We removed Saturday and Sunday from future analysis.

Modality

We explored the totals for each mode of delivery for each college and semester.

Total Courses for Mode
# Mean Number of students enrolled in in-person vs online vs … (BC to BH) for different colleges - Utkarsha

# Create a table for each course type
course_types <- c("In_Person", "Full_Online", "IntractTV", "Hybrid", "Live_Online")

tables_list <- lapply(course_types, function(course) {
  table_data <- study_data %>%
    group_by(College) %>%
    summarise(Mean_Enrollment = round(sum(get(course), na.rm = TRUE), 2))
  
  names(table_data)[2] <- paste("Enrollment_", course)
  table_data
})

# Merge tables into a single table by College name
merged_table <- Reduce(function(x, y) merge(x, y, by = "College", all = TRUE), tables_list)

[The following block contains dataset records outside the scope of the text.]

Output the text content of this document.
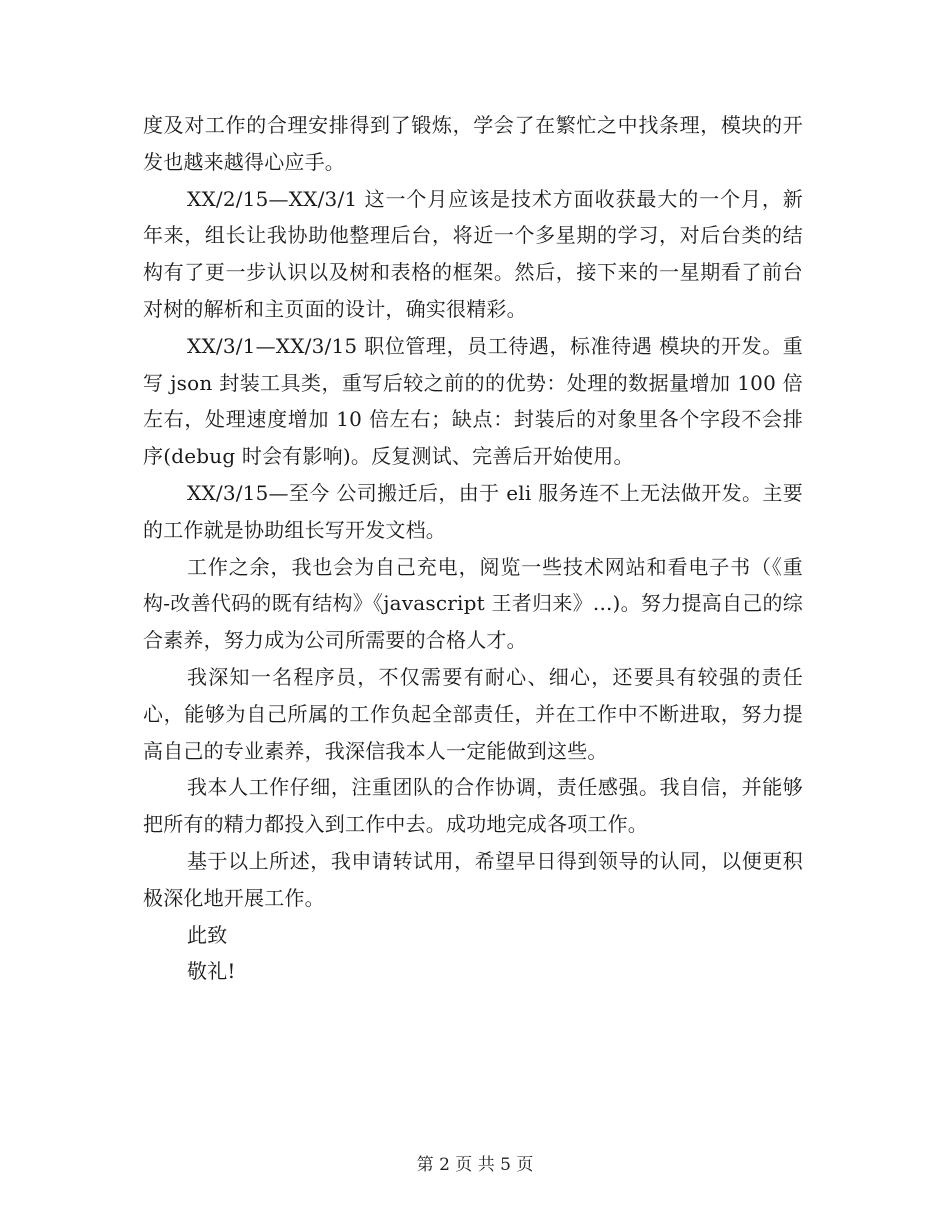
度及对工作的合理安排得到了锻炼，学会了在繁忙之中找条理，模块的开发也越来越得心应手。

XX/2/15—XX/3/1 这一个月应该是技术方面收获最大的一个月，新年来，组长让我协助他整理后台，将近一个多星期的学习，对后台类的结构有了更一步认识以及树和表格的框架。然后，接下来的一星期看了前台对树的解析和主页面的设计，确实很精彩。

XX/3/1—XX/3/15 职位管理，员工待遇，标准待遇 模块的开发。重写 json 封装工具类，重写后较之前的的优势：处理的数据量增加 100 倍左右，处理速度增加 10 倍左右；缺点：封装后的对象里各个字段不会排序(debug 时会有影响)。反复测试、完善后开始使用。

XX/3/15—至今 公司搬迁后，由于 eli 服务连不上无法做开发。主要的工作就是协助组长写开发文档。

工作之余，我也会为自己充电，阅览一些技术网站和看电子书（《重构-改善代码的既有结构》《javascript 王者归来》...)。努力提高自己的综合素养，努力成为公司所需要的合格人才。

我深知一名程序员，不仅需要有耐心、细心，还要具有较强的责任心，能够为自己所属的工作负起全部责任，并在工作中不断进取，努力提高自己的专业素养，我深信我本人一定能做到这些。

我本人工作仔细，注重团队的合作协调，责任感强。我自信，并能够把所有的精力都投入到工作中去。成功地完成各项工作。

基于以上所述，我申请转试用，希望早日得到领导的认同，以便更积极深化地开展工作。

此致

敬礼!

第 2 页 共 5 页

# Display the merged table
kable(merged_table)
College Enrollment_ In_Person Enrollment_ Full_Online Enrollment_ IntractTV Enrollment_ Hybrid Enrollment_ Live_Online
College of Agric and Life Sci 628 702 0 257 300
College of Humanities 935 850 0 94 521
College of Science 2100 429 0 760 747
College of Social & Behav Sci 2175 2118 0 324 1382
Eller College of Management 473 144 0 142 265

After this we no longer considered the mode of IntractTV.

Session

We then looked at the total courses offered for each different session length.

Total Courses for Each Session
# Create a table for each course type
course_types <- c("Reg_Session", "First_Half_Session", "Second_Half_Session", "First_Third_Session", "Second_Third_Session", "Third_Third_Session", "Ten_Week", "Thirteen_Week", "Other")

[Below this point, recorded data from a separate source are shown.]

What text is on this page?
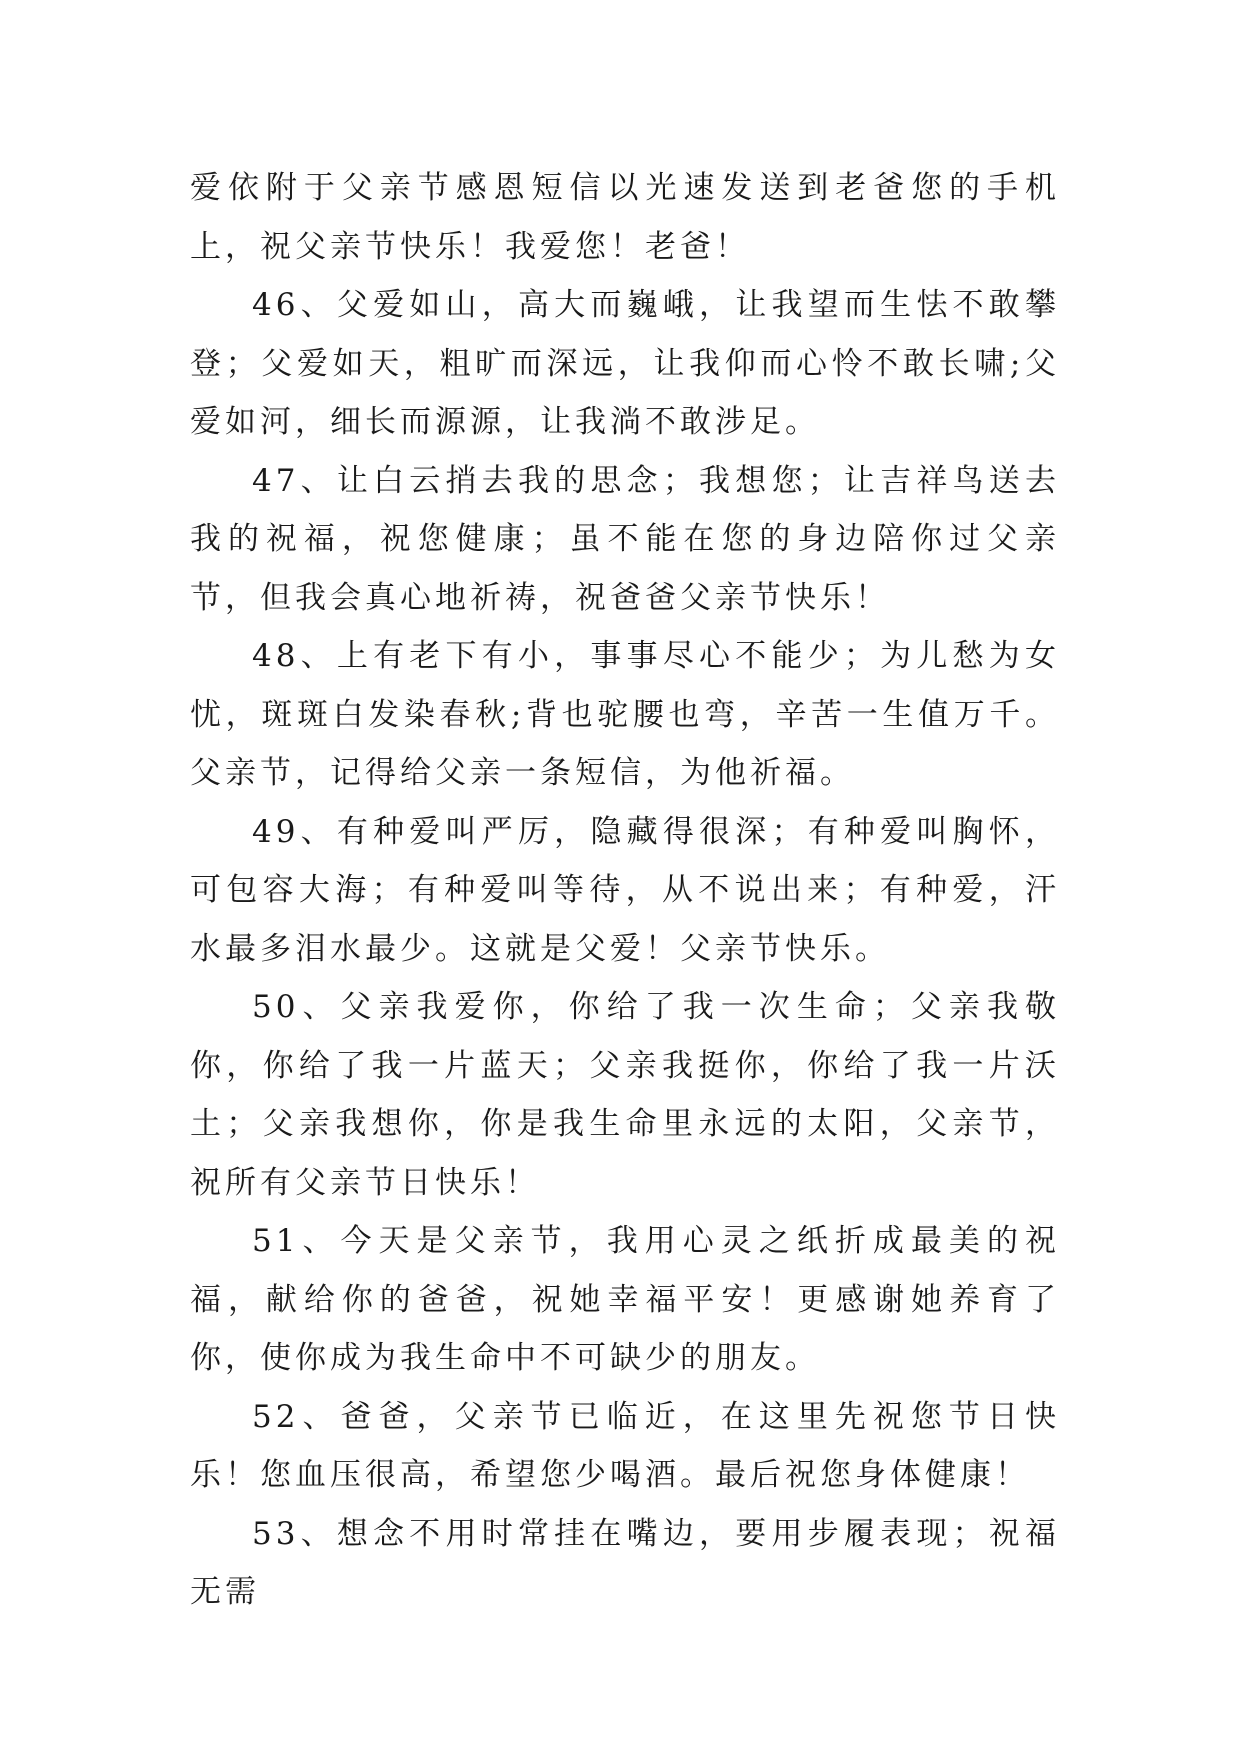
爱依附于父亲节感恩短信以光速发送到老爸您的手机上，祝父亲节快乐！我爱您！老爸！

46、父爱如山，高大而巍峨，让我望而生怯不敢攀登；父爱如天，粗旷而深远，让我仰而心怜不敢长啸;父爱如河，细长而源源，让我淌不敢涉足。

47、让白云捎去我的思念；我想您；让吉祥鸟送去我的祝福，祝您健康；虽不能在您的身边陪你过父亲节，但我会真心地祈祷，祝爸爸父亲节快乐！

48、上有老下有小，事事尽心不能少；为儿愁为女忧，斑斑白发染春秋;背也驼腰也弯，辛苦一生值万千。父亲节，记得给父亲一条短信，为他祈福。

49、有种爱叫严厉，隐藏得很深；有种爱叫胸怀，可包容大海；有种爱叫等待，从不说出来；有种爱，汗水最多泪水最少。这就是父爱！父亲节快乐。

50、父亲我爱你，你给了我一次生命；父亲我敬你，你给了我一片蓝天；父亲我挺你，你给了我一片沃土；父亲我想你，你是我生命里永远的太阳，父亲节，祝所有父亲节日快乐！

51、今天是父亲节，我用心灵之纸折成最美的祝福，献给你的爸爸，祝她幸福平安！更感谢她养育了你，使你成为我生命中不可缺少的朋友。

52、爸爸，父亲节已临近，在这里先祝您节日快乐！您血压很高，希望您少喝酒。最后祝您身体健康！

53、想念不用时常挂在嘴边，要用步履表现；祝福无需
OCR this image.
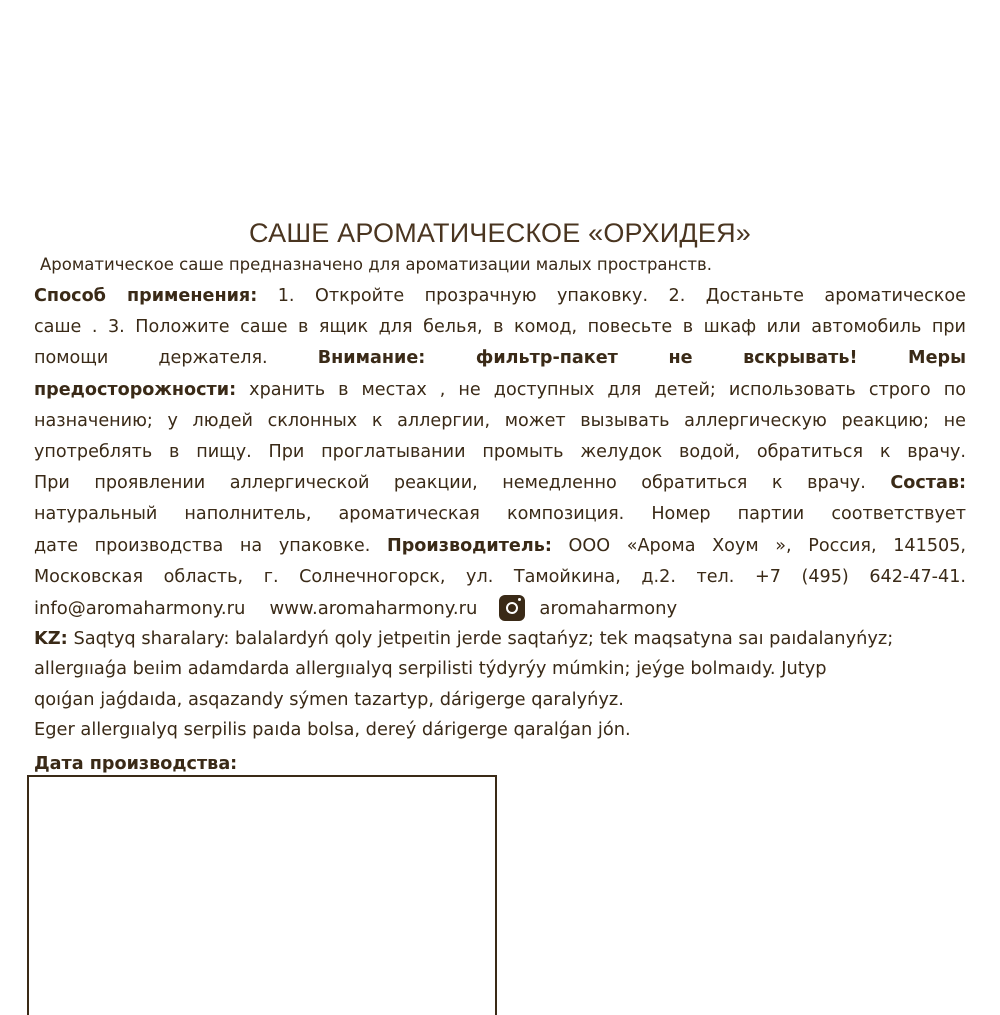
САШЕ АРОМАТИЧЕСКОЕ «ОРХИДЕЯ»
Ароматическое саше предназначено для ароматизации малых пространств.
Способ применения: 1. Откройте прозрачную упаковку. 2. Достаньте ароматическое
саше . 3. Положите саше в ящик для белья, в комод, повесьте в шкаф или автомобиль при
помощи держателя.	Внимание: фильтр-пакет не вскрывать! Меры
предосторожности: хранить в местах , не доступных для детей; использовать строго по
назначению; у людей склонных к аллергии, может вызывать аллергическую реакцию; не
употреблять в пищу. При проглатывании промыть желудок водой, обратиться к врачу.
При проявлении аллергической реакции, немедленно обратиться к врачу. Состав:
натуральный наполнитель, ароматическая композиция. Номер партии соответствует
дате производства на упаковке. Производитель: ООО «Арома Хоум », Россия, 141505,
Московская область, г. Солнечногорск, ул. Тамойкина, д.2. тел. +7 (495) 642-47-41.
info@aromaharmony.ru www.aromaharmony.ru	aromaharmony
KZ: Saqtyq sharalary: balalardyń qoly jetpeıtin jerde saqtańyz; tek maqsatyna saı paıdalanyńyz;
allergııaǵa beıim adamdarda allergııalyq serpilisti týdyrýy múmkin; jeýge bolmaıdy. Jutyp
qoıǵan jaǵdaıda, asqazandy sýmen tazartyp, dárigerge qaralyńyz.
Eger allergııalyq serpilis paıda bolsa, dereý dárigerge qaralǵan jón.
Дата производства:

tables_list <- lapply(course_types, function(course) {
  table_data <- study_data %>%
    group_by(College) %>%
    summarise(Mean_Enrollment = round(sum(get(course), na.rm = TRUE), 2))
  
  names(table_data)[2] <- paste("", course)
  table_data
})

# Merge tables into a single table by College name
merged_table <- Reduce(function(x, y) merge(x, y, by = "College", all = TRUE), tables_list)

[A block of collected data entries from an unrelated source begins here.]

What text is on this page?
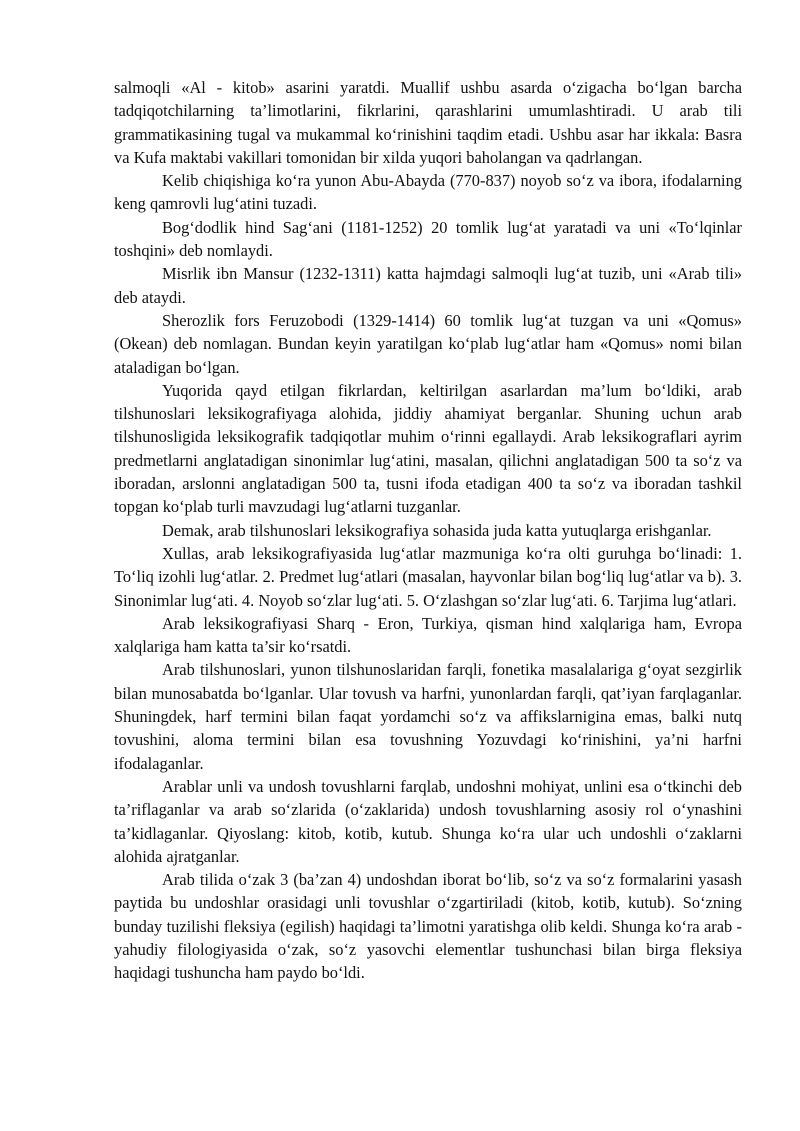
salmoqli «Al - kitob» asarini yaratdi. Muallif ushbu asarda o‘zigacha bo‘lgan barcha tadqiqotchilarning ta’limotlarini, fikrlarini, qarashlarini umumlashtiradi. U arab tili grammatikasining tugal va mukammal ko‘rinishini taqdim etadi. Ushbu asar har ikkala: Basra va Kufa maktabi vakillari tomonidan bir xilda yuqori baholangan va qadrlangan.

Kelib chiqishiga ko‘ra yunon Abu-Abayda (770-837) noyob so‘z va ibora, ifodalarning keng qamrovli lug‘atini tuzadi.

Bog‘dodlik hind Sag‘ani (1181-1252) 20 tomlik lug‘at yaratadi va uni «To‘lqinlar toshqini» deb nomlaydi.

Misrlik ibn Mansur (1232-1311) katta hajmdagi salmoqli lug‘at tuzib, uni «Arab tili» deb ataydi.

Sherozlik fors Feruzobodi (1329-1414) 60 tomlik lug‘at tuzgan va uni «Qomus» (Okean) deb nomlagan. Bundan keyin yaratilgan ko‘plab lug‘atlar ham «Qomus» nomi bilan ataladigan bo‘lgan.

Yuqorida qayd etilgan fikrlardan, keltirilgan asarlardan ma’lum bo‘ldiki, arab tilshunoslari leksikografiyaga alohida, jiddiy ahamiyat berganlar. Shuning uchun arab tilshunosligida leksikografik tadqiqotlar muhim o‘rinni egallaydi. Arab leksikograflari ayrim predmetlarni anglatadigan sinonimlar lug‘atini, masalan, qilichni anglatadigan 500 ta so‘z va iboradan, arslonni anglatadigan 500 ta, tusni ifoda etadigan 400 ta so‘z va iboradan tashkil topgan ko‘plab turli mavzudagi lug‘atlarni tuzganlar.

Demak, arab tilshunoslari leksikografiya sohasida juda katta yutuqlarga erishganlar.

Xullas, arab leksikografiyasida lug‘atlar mazmuniga ko‘ra olti guruhga bo‘linadi: 1. To‘liq izohli lug‘atlar. 2. Predmet lug‘atlari (masalan, hayvonlar bilan bog‘liq lug‘atlar va b). 3. Sinonimlar lug‘ati. 4. Noyob so‘zlar lug‘ati. 5. O‘zlashgan so‘zlar lug‘ati. 6. Tarjima lug‘atlari.

Arab leksikografiyasi Sharq - Eron, Turkiya, qisman hind xalqlariga ham, Evropa xalqlariga ham katta ta’sir ko‘rsatdi.

Arab tilshunoslari, yunon tilshunoslaridan farqli, fonetika masalalariga g‘oyat sezgirlik bilan munosabatda bo‘lganlar. Ular tovush va harfni, yunonlardan farqli, qat’iyan farqlaganlar. Shuningdek, harf termini bilan faqat yordamchi so‘z va affikslarnigina emas, balki nutq tovushini, aloma termini bilan esa tovushning Yozuvdagi ko‘rinishini, ya’ni harfni ifodalaganlar.

Arablar unli va undosh tovushlarni farqlab, undoshni mohiyat, unlini esa o‘tkinchi deb ta’riflaganlar va arab so‘zlarida (o‘zaklarida) undosh tovushlarning asosiy rol o‘ynashini ta’kidlaganlar. Qiyoslang: kitob, kotib, kutub. Shunga ko‘ra ular uch undoshli o‘zaklarni alohida ajratganlar.

Arab tilida o‘zak 3 (ba’zan 4) undoshdan iborat bo‘lib, so‘z va so‘z formalarini yasash paytida bu undoshlar orasidagi unli tovushlar o‘zgartiriladi (kitob, kotib, kutub). So‘zning bunday tuzilishi fleksiya (egilish) haqidagi ta’limotni yaratishga olib keldi. Shunga ko‘ra arab - yahudiy filologiyasida o‘zak, so‘z yasovchi elementlar tushunchasi bilan birga fleksiya haqidagi tushuncha ham paydo bo‘ldi.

# Display the merged table
kable(merged_table)
College Reg_Session First_Half_Session Second_Half_Session First_Third_Session Second_Third_Session Third_Third_Session Ten_Week Thirteen_Week Other
College of Agric and Life Sci 1518 180 176 1 8 0 0 0 4
College of Humanities 1866 212 315 0 0 0 0 0 7
College of Science 3563 111 147 0 0 0 0 0 215
College of Social & Behav Sci 4458 566 846 13 13 14 0 0 89
Eller College of Management 894 65 65 0 0 0 0 0 0

After this, we decided to only consider Regular Session, First Half Session, and Second Half Session in further analysis.

Summary

After exploring the data, we were able to remove some colleges and course attributes from further analysis. We were also able to gain a full understanding of the information in the data and begin to develop ideas for further analysis.